EpiCept has initiated a Phase I clinical study of EPC2407, a novel small-molecule vascular disruption agent and apoptosis inducer for the treatment of patients with advanced solid tumors and lymphomas. EPC2407 is the first of a novel class of microtubulin inhibitors discovered by EpiCept. These compounds cause caspase activation, cell cycle arrest and apoptotic death in cancer cells.

Preclinical studies show that the antitumor effects of EPC2407 result from dual mechanisms, a primary effect on disruption of tumor vascular endothelial cells leading to hypoxia and central tumor necrosis, as observed with other vascular disruption agents; and a second and more direct apoptotic effect as well.

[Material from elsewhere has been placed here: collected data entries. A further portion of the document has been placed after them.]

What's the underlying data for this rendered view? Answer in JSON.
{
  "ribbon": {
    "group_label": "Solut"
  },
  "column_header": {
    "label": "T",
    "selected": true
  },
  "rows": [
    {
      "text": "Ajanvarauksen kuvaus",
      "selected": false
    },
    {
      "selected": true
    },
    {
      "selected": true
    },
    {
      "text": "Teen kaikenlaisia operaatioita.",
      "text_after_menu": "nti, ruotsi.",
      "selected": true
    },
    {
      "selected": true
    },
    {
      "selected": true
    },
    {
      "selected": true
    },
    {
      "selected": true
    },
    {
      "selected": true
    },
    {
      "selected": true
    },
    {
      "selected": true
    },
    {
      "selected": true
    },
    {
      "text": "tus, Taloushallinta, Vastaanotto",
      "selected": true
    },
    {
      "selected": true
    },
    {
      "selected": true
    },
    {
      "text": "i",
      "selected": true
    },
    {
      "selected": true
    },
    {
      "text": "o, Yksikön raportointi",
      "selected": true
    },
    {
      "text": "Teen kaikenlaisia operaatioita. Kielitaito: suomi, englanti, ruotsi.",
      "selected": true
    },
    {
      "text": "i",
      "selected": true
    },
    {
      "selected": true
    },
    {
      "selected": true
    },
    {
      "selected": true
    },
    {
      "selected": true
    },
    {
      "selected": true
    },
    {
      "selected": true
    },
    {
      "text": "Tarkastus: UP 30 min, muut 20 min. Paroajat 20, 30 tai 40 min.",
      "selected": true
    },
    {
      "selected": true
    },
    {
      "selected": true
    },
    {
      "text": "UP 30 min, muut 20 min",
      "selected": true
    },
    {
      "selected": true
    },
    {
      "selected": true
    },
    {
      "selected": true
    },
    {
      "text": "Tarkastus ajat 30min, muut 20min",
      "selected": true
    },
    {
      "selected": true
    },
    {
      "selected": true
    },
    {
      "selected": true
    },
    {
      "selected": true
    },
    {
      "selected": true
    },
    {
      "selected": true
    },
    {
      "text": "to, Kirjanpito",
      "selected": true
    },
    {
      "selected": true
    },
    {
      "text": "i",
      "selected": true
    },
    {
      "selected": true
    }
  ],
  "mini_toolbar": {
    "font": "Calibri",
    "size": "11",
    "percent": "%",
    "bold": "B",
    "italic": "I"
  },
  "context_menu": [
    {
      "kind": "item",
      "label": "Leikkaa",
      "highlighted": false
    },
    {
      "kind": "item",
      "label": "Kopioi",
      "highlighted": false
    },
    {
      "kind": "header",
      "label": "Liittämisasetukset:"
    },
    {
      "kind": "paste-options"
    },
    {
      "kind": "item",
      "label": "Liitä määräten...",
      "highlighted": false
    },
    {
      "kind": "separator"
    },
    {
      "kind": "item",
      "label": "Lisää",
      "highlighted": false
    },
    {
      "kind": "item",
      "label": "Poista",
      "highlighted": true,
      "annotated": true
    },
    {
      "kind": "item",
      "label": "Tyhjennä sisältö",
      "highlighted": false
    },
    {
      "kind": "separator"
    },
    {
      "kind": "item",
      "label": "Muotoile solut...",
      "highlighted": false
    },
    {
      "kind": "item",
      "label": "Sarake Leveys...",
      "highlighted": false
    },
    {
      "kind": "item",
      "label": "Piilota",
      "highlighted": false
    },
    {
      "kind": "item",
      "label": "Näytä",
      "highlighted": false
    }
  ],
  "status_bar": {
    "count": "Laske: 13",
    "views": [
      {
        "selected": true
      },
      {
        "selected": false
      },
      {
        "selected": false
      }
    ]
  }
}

The Phase I trial of EPC2407 is being conducted in two U.S. cancer centers and will administer increasing doses to small groups in approximately 30 patients with advanced stages of solid tumors. The primary objectives of the study are to determine the safe doses and blood concentrations of the drug (maximum tolerated dose and pharmacokinetics). The study will also characterize the pharmacodynamic effects on blood flow and identify early signs of antitumor response. The trial is expected to last one year.

EPC2407 is intended for the treatment of advanced cancer patients with solid tumors that are well vascularized. These tumors include the frequently occurring cancers of the lung, gastrointestinal tract, ovaries and breast. Despite encouraging progress in treating earlier stages of these diseases, these cancers continue to have high mortality rates in spite of some new classes of antitumor agents in recent years.